Les joueurs incarnent Nomali, une experte en parkour recrutée par sa grand-mère, ainsi qu’une équipe d’alliés aux compétences complémentaires. Les missions consistent à éviter systèmes d’alarme et forces de sécurité afin de s’emparer d’objets inspirés d’œuvres réelles pillées. Une fois l’artefact récupéré, l’alarme retentit et la fuite commence. C’est la partie action du jeu : Nomali sprinte par-dessus divers obstacles, se balance aux lustres et traverse des fenêtres dans une course contre la montre pour atteindre le point d’extraction.
Chaque mission une leçon interactive
Le jeu modélise 70 artefacts réels conservés hors du continent. Chaque objet dérobé dispose d’une fiche expliquant son origine et son importance, transformant chaque mission en une leçon interactive sensibilisant le public au sort de ces trésors nationaux souvent méconnus.

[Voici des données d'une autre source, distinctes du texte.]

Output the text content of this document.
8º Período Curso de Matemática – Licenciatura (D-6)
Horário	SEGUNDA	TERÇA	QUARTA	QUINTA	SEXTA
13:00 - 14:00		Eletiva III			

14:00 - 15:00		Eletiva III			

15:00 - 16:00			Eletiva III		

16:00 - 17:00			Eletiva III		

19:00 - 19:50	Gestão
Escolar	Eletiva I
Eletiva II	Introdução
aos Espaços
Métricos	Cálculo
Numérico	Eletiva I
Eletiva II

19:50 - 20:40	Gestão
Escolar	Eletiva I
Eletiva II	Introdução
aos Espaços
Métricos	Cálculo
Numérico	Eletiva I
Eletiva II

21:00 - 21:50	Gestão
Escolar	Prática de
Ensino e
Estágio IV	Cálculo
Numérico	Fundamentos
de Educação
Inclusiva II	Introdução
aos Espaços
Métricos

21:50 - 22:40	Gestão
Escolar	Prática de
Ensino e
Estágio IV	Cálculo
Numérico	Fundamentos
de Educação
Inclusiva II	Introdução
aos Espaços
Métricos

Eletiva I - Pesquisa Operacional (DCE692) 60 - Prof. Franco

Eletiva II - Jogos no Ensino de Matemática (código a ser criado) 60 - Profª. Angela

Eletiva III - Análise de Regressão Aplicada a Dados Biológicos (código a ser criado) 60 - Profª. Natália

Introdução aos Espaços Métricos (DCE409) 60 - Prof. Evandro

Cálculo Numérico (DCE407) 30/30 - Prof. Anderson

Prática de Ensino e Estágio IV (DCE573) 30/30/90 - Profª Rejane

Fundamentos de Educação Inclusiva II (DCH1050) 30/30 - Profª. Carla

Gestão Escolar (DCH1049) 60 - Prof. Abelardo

Les développeurs présentent Relooted comme une œuvre de fiction engagée, conçue pour susciter la réflexion plutôt que glorifier le vol. le jeu se déroule dans un contexte où les mécanismes internationaux de restitution sont au point mort, poussant les protagonistes à agir en dehors des cadres légaux. Présenté comme accessible à un jeune public, Relooted s’impose comme une œuvre narrative forte au-delà du simple jeu d’action. Disponible pour environ quinze euros sur PC et Xbox Series, il invite le public à s’interroger sur la justice patrimoniale tout en offrant une expérience ludique visuellement rythmée.